Adriano Stabile

L’Inter è particolarmente incisiva nei finali di gara, la Juventus non pareggia mai. Sono questi i due curiosi record stagionali in mano alle due grandi rivali del nostro calcio. I nerazzurri, con 12 gol realizzati nell’ultimo quarto d’ora di partita, si confermano in vetta a questa graduatoria, davanti alla Roma, ferma a quota 10 reti tra il 76’ e il 90’ nell’attuale campionato. La tendenza dell’Inter è stata confermata anche sabato scorso, nel 3-1 al Chievo di San Siro, grazie alle reti di Perisic all’86’ e di Eder al 90’. Specialista nerazzurro dei gol in extremis è Icardi (6 reti), davanti proprio a Perisic (5) e a Eder (1).

Inter e Juventus, una stagione da record

Caratteristica confortante per la squadra di Pioli è anche la ritrovata capacità, già presente sotto la travagliata gestione De Boer, di rimontare dopo essere andati in svantaggio. Peraltro questa qualità si lega alla precedente, perché segnare nel finale di gara permette più facilmente, per ovvie ragioni, di rimontare un match iniziato in salita. L’Inter è stata capace di fare punti dopo essere andata in svantaggio sabato contro il Chievo (vincendo 3-1), come era già successo in campionato in altre sei occasioni (tre vittorie e tre pareggi): contro l’Udinese (vittoria 2-1 l’8 gennaio), nel derby con il Milan (2-2 il 20 novembre), contro il Bologna (1-1 il 25 settembre, c’era Frank De Boer), contro la Juve (2-1 il 18 settembre), contro il Pescara (2-1 l’11 settembre) e contro il Palermo (1-1 il 28 agosto 2016, alla seconda giornata).

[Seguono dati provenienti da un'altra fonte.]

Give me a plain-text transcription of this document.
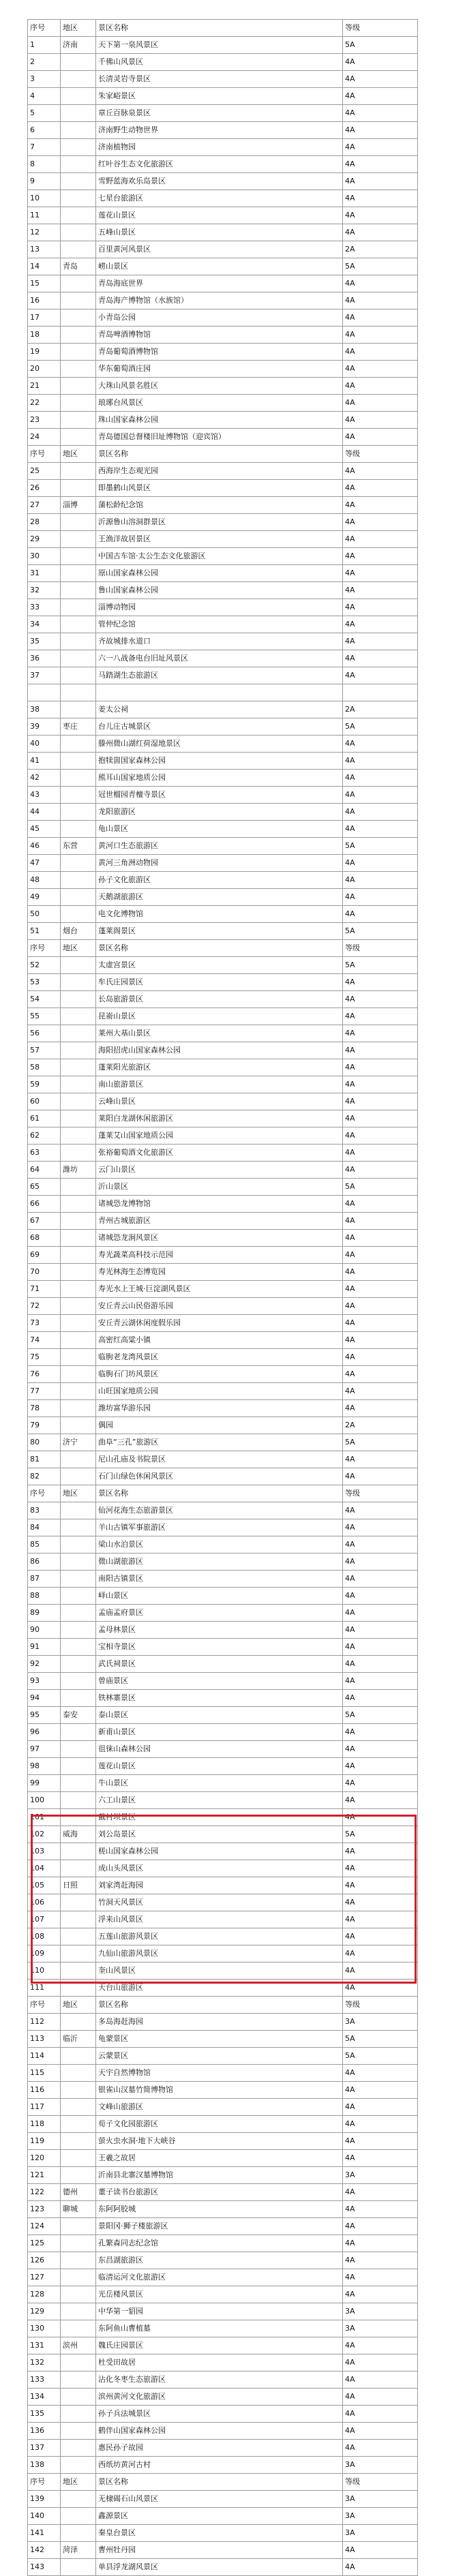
序号	地区	景区名称	等级
1	济南	天下第一泉风景区	5A
2		千佛山风景区	4A
3		长清灵岩寺景区	4A
4		朱家峪景区	4A
5		章丘百脉泉景区	4A
6		济南野生动物世界	4A
7		济南植物园	4A
8		红叶谷生态文化旅游区	4A
9		雪野蓝海欢乐岛景区	4A
10		七星台旅游区	4A
11		莲花山景区	4A
12		五峰山景区	4A
13		百里黄河风景区	2A
14	青岛	崂山景区	5A
15		青岛海底世界	4A
16		青岛海产博物馆（水族馆）	4A
17		小青岛公园	4A
18		青岛啤酒博物馆	4A
19		青岛葡萄酒博物馆	4A
20		华东葡萄酒庄园	4A
21		大珠山风景名胜区	4A
22		琅琊台风景区	4A
23		珠山国家森林公园	4A
24		青岛德国总督楼旧址博物馆（迎宾馆）	4A
序号	地区	景区名称	等级
25		西海岸生态观光园	4A
26		即墨鹤山风景区	4A
27	淄博	蒲松龄纪念馆	4A
28		沂源鲁山溶洞群景区	4A
29		王渔洋故居景区	4A
30		中国古车馆·太公生态文化旅游区	4A
31		原山国家森林公园	4A
32		鲁山国家森林公园	4A
33		淄博动物园	4A
34		管仲纪念馆	4A
35		齐故城排水道口	4A
36		六一八战备电台旧址风景区	4A
37		马踏湖生态旅游区	4A

38		姜太公祠	2A
39	枣庄	台儿庄古城景区	5A
40		滕州微山湖红荷湿地景区	4A
41		抱犊崮国家森林公园	4A
42		熊耳山国家地质公园	4A
43		冠世榴园青檀寺景区	4A
44		龙阳旅游区	4A
45		龟山景区	4A
46	东营	黄河口生态旅游区	5A
47		黄河三角洲动物园	4A
48		孙子文化旅游区	4A
49		天鹅湖旅游区	4A
50		电文化博物馆	4A
51	烟台	蓬莱阁景区	5A
序号	地区	景区名称	等级
52		太虚宫景区	5A
53		牟氏庄园景区	4A
54		长岛旅游景区	4A
55		昆嵛山景区	4A
56		莱州大基山景区	4A
57		海阳招虎山国家森林公园	4A
58		蓬莱阳光旅游区	4A
59		南山旅游景区	4A
60		云峰山景区	4A
61		莱阳白龙湖休闲旅游区	4A
62		蓬莱艾山国家地质公园	4A
63		张裕葡萄酒文化旅游区	4A
64	潍坊	云门山景区	4A
65		沂山景区	5A
66		诸城恐龙博物馆	4A
67		青州古城旅游区	4A
68		诸城恐龙涧风景区	4A
69		寿光蔬菜高科技示范园	4A
70		寿光林海生态博览园	4A
71		寿光水上王城·巨淀湖风景区	4A
72		安丘青云山民俗游乐园	4A
73		安丘青云湖休闲度假乐园	4A
74		高密红高粱小镇	4A
75		临朐老龙湾风景区	4A
76		临朐石门坊风景区	4A
77		山旺国家地质公园	4A
78		潍坊富华游乐园	4A
79		偶园	2A
80	济宁	曲阜“三孔”旅游区	5A
81		尼山孔庙及书院景区	4A
82		石门山绿色休闲风景区	4A
序号	地区	景区名称	等级
83		仙河花海生态旅游景区	4A
84		羊山古镇军事旅游区	4A
85		梁山水泊景区	4A
86		微山湖旅游区	4A
87		南阳古镇景区	4A
88		峄山景区	4A
89		孟庙孟府景区	4A
90		孟母林景区	4A
91		宝相寺景区	4A
92		武氏祠景区	4A
93		曾庙景区	4A
94		铁林寨景区	4A
95	泰安	泰山景区	5A
96		新甫山景区	4A
97		徂徕山森林公园	4A
98		莲花山景区	4A
99		牛山景区	4A
100		六工山景区	4A
101		戴村坝景区	4A
102	威海	刘公岛景区	5A
103		槎山国家森林公园	4A
104		成山头风景区	4A
105	日照	刘家湾赶海园	4A
106		竹洞天风景区	4A
107		浮来山风景区	4A
108		五莲山旅游风景区	4A
109		九仙山旅游风景区	4A
110		奎山风景区	4A
111		天台山旅游区	4A
序号	地区	景区名称	等级
112		多岛海赶海园	3A
113	临沂	龟蒙景区	5A
114		云蒙景区	5A
115		天宇自然博物馆	4A
116		银雀山汉墓竹简博物馆	4A
117		文峰山旅游区	4A
118		荀子文化园旅游区	4A
119		萤火虫水洞·地下大峡谷	4A
120		王羲之故居	4A
121		沂南县北寨汉墓博物馆	3A
122	德州	董子读书台旅游区	4A
123	聊城	东阿阿胶城	4A
124		景阳冈·狮子楼旅游区	4A
125		孔繁森同志纪念馆	4A
126		东昌湖旅游区	4A
127		临清运河文化旅游区	4A
128		光岳楼风景区	4A
129		中华第一貂园	3A
130		东阿鱼山曹植墓	3A
131	滨州	魏氏庄园景区	4A
132		杜受田故居	4A
133		沾化冬枣生态旅游区	4A
134		滨州黄河文化旅游区	4A
135		孙子兵法城景区	4A
136		鹤伴山国家森林公园	4A
137		惠民孙子故园	4A
138		西纸坊黄河古村	3A
序号	地区	景区名称	等级
139		无棣碣石山风景区	3A
140		鑫源景区	3A
141		秦皇台景区	3A
142	菏泽	曹州牡丹园	4A
143		单县浮龙湖风景区	4A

Insomma l’Inter non è mai doma.

I 12 GOL DELL’INTER NELL’ULTIMO QUARTO D’ORA
3ª giornata: PESCARA-INTER 1-2 (77’ e 90’ Icardi)
4ª giornata: INTER-JUVENTUS 2-1 (78’ Perisic)
10ª giornata: INTER-TORINO 2-1 (88’ Icardi)
12ª giornata: INTER-CROTONE 3-0 (84’ Perisic, 88’ e 90’ Icardi)
13ª giornata: MILAN-INTER 2-2 (90’ Perisic)
14ª giornata: INTER-FIORENTINA 4-2 (90’ Icardi)
19ª giornata: UDINESE-INTER 1-2 (87’ Perisic)
20ª giornata: INTER-CHIEVO 3-1 (86’ Perisic, 90’ Eder).

Inter Juventus record

Il Como 1950-51

La Juventus invece non ama i pareggi. I bianconeri non conoscono questo risultato da 11 mesi: l’ultima volta è accaduto il 19 febbraio 2016 in occasione di uno 0-0 contro il Bologna in terra emiliana. Da allora la Juve ha infilato una serie di 31 partite vincendo (26 volte) o perdendo (in 5 occasioni): è la più lunga serie in corso al mondo attualmente tra i professionisti. Dietro ai bianconeri ci sono tre squadre inglesi: il Rochdale (quinto in League 1, equivalente alla nostra Lega Pro) con 19 incontri senza pareggi, il Newcastle United (primo nella Championship, la Serie B inglese) a quota 17 come il Chelsea dell’ex juventino Antonio Conte, in testa alla Premier League. In Italia un’altra formazione che preferisce vincere o perdere è il Mantova (penultimo nel girone B di Lega Pro), arrivato a 14 gare senza pari (l’ultima volta gli è capitato il 1° ottobre contro il Padova).

IL COMO NEL 1951 SENZA PAREGGI PER 32 GARE
In Serie A la striscia più lunga della storia è quella del Como con 32 partite senza la vecchia X del Totocalcio (tra dicembre 1950 e ottobre 1951) davanti al Napoli a quota 31 (tra novembre 1930 e ottobre 1931), appena agganciato dalla squadra di Allegri, dopo la sconfitta di ieri a Firenze. Proprio quella formazione del Napoli, allenata dall’inglese William Garbutt, è la squadra che ha concluso un torneo di Serie A con il minor numero di pareggi in assoluto, uno solo (0-0 il 9 novembre 1930, alla 7ª giornata, sul campo della Triestina). Per il resto furono soltanto vittorie (18) e sconfitte (15) che valsero ai partenopei un dignitoso sesto posto in classifica. La Juve potrebbe fare di più concludendo il campionato senza alcun pareggio. Ai bianconeri però sono altri i record che interessano.